The Warp11 is a good choice. The main reason you'd want the brushless or AC is for regen. But again, the argument is that you can add more and better batteries for the price difference which more than makes up for the regen to begin with. 

You're making the right choice. Now price out some good batteries and don't buy the controller until you've purchased everything else. When you're using brushed DC, you have a lot of options for controllers, so it should be the last thing to figure into the equation. 

Now you should figure out the voltage and amperage requirements for your project.

You can go with the high voltage version of the Warp11 or the regular Warp11. The difference in price is about $600. The performance difference is that the HV makes more power but a little less torque than the standard Warp11. The HV is also going to make the system more efficient because you're going to pull less current from the batteries.

If you go with the HV, you'll need to make sure you get a controller that handles HV as well, which there are a few of them out there.

Once you figure out which motor you want, then you should start looking at which batteries you want to use and you can size out the pack according to performance and range.


----------



## meanderingthemaze (Jan 25, 2010)

Sadly, power steering will be the substantial added draw on your pack since it has to continuously run while you are driving. But again, you goal for 60 miles is modest enough to reach.


----------



## appleseed (Sep 12, 2010)

how much power would a power steering system take? i read tht electric is more efficient than hydrolaic but the exact amount of watts well they didnt say


----------



## meanderingthemaze (Jan 25, 2010)

appleseed said:


> how much power would a power steering system take? i read tht electric is more efficient than hydrolaic but the exact amount of watts well they didnt say


You're going to have to shop around to find out what loads the different units will draw, I'm sure efficiencies vary. but from everything I've read about, it is one of the significant "add-ons" to a conversion. But again, if you have the money to buy enough batteries, then you just need to plan it in your calcs.

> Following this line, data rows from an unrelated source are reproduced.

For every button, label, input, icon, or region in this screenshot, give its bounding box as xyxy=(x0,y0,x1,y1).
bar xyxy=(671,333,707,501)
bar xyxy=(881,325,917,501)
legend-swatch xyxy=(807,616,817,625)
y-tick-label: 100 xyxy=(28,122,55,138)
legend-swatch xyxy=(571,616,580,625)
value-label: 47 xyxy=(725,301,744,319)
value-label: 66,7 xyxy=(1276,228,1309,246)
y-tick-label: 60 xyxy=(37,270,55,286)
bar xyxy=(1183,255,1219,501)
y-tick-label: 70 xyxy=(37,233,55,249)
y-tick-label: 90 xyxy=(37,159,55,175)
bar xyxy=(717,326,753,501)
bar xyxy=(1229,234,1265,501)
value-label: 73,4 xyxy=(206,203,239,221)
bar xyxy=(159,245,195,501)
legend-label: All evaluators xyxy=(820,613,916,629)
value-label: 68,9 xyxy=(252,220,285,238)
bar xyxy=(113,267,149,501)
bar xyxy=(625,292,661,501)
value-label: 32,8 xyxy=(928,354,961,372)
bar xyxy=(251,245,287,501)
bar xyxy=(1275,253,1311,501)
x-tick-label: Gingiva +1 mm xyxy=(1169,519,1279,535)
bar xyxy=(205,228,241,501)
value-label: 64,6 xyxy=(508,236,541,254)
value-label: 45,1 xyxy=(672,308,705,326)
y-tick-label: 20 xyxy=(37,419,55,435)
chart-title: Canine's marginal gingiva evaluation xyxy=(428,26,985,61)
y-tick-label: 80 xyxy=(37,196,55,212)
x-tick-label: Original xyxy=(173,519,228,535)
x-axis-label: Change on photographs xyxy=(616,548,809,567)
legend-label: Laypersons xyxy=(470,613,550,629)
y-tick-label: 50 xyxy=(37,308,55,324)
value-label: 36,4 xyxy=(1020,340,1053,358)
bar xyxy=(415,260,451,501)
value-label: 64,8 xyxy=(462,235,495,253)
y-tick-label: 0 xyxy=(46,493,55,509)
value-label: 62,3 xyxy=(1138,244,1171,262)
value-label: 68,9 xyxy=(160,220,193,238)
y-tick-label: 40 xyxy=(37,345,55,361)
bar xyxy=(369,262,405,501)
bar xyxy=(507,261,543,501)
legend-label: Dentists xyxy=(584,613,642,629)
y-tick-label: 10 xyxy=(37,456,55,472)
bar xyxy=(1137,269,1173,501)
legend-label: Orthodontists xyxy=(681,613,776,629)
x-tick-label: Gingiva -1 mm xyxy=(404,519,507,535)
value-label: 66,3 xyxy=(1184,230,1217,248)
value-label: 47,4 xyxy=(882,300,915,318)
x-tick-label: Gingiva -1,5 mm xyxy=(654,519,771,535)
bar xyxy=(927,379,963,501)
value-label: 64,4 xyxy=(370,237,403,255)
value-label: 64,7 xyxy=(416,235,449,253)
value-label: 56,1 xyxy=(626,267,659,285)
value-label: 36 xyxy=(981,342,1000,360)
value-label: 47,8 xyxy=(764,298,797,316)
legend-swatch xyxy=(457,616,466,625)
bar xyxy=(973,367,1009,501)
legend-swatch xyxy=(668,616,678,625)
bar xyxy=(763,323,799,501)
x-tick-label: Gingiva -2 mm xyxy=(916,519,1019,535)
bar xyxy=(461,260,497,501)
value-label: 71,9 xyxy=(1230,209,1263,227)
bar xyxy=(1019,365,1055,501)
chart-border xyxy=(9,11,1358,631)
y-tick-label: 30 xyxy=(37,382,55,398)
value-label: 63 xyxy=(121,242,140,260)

Try searching the forum, It's a relatively common discussion item.


----------



## Automcdonough (Sep 1, 2010)

pumping a traditional hydraulic system is a huge drain, even on a normal engine you can gain a few % improvement by dumping it for manual steering. An all electric rack is much better because it only draws power when needed, and can be switched totally off when going faster than 10mph.


----------



## Crash (Oct 20, 2009)

That's a $5K system though. All electric steering will always definitely be a plus and is very programmable. But again, who's willing to throw $5K at steering to keep 3-5% range?


----------



## Automcdonough (Sep 1, 2010)

really? some newer cars already feature this, should not be so expensive to source a rack from one of these cars.


----------



## Crash (Oct 20, 2009)

Maybe so, but a real pain to implement. Those boxes/racks are designed for those cars. They're definitely out there in lots of cars but when you're a large company like Toyota, Ford or GM, you can get these things a LOT cheaper and it's not like you're buying off the shelf, so they're OEM grade, not consumer grade. That means they're going to be a lot more specific to the vehicle and stamped out in large cheap mass quantities.

I don't know how possible it would be to retro fit one from a wrecked car to any other car, but considering the time it would take, it may be worth it just to buy the kit.

I did, however, find these kits. They seem way cheaper than some of the others I've seen on the internet:
http://www.unisteer.com/electric_power_steering.html


----------